The first option would be community service orders. That, for young people, can be a particularly effective deterrent, if you like, because it deprives them of doing pleasant things on the weekend. So, that is an option. But at the end of the day detention is an option. Detention can be an option in the ACT.
In New South Wales there is still provision for detention; but again it is only after all options have been exhausted, and I went through this the other night. Throughout Australia the move has been to use imprisonment for fine default for young people as an absolute last option. Indeed, the same is occurring for adult fine default. Imprisonment is seen as a last option.
Mr Stefaniak's amendment really seeks to go against the tide of enlightened opinion throughout Australia in every State and Territory and move to take imprisonment as the first option for fine default. It is an unenlightened policy.

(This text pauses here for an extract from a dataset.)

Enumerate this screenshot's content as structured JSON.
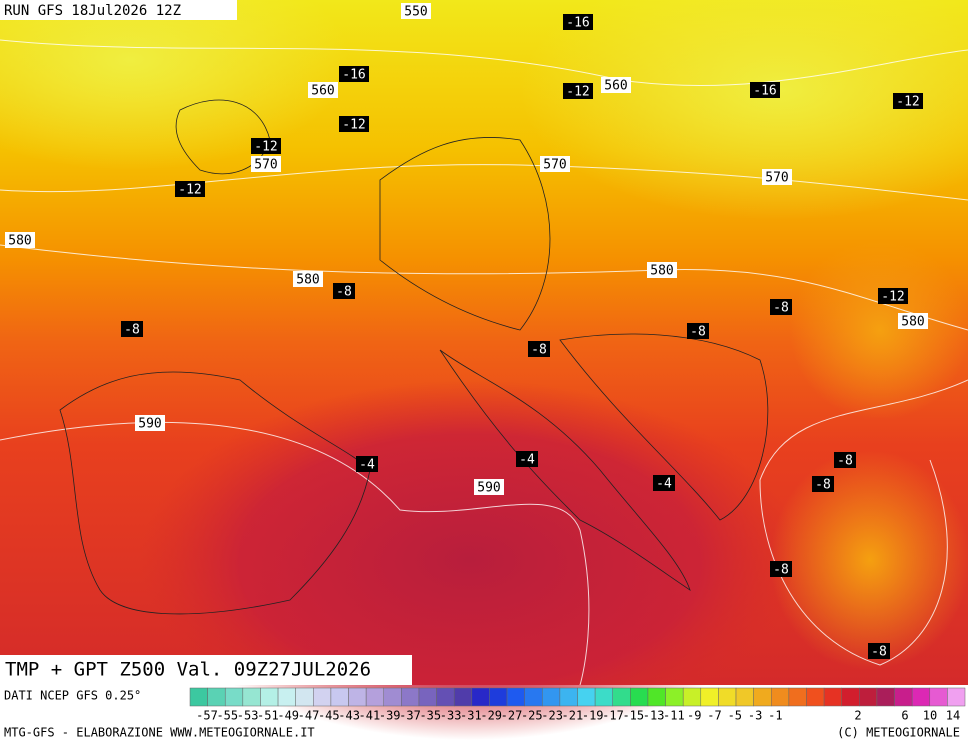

It is a policy, in the long run, destructive of the interests of young people in this Territory, because it will have more of them in places of incarceration rather than fewer of them in places of incarceration, which ought to be the attitude of an enlightened Assembly.
I would confidently hope that this amendment will not be supported by those enlightened members of this Assembly who acknowledge that the answer to problems facing young people, and behavioural problems that may cause them to come into conflict with the law, is not the "lock them up and throw away the key approach", not the "let's get tough" approach, but a more enlightened and caring approach to issues of juvenile crime.
MR DUBY (12.20): I also do not support the amendment moved by Mr Stefaniak. The amendment that Mr Stefaniak wishes to make is to section 54 of the principal Act. He seeks to have subsections (3) to (6) inclusive deleted. Those particular provisions of the Act are quite specific in providing courts with a wide range of options in dealing with costs and children. I think that is another point that needs to be made out. The fact is that we are dealing with children, even though some of them, as Mr Connolly may have said, are perhaps 17 or going on 18, and may be tough cookies. The bottom line is that they still, according to the law, are children, and in my view they should be treated as such.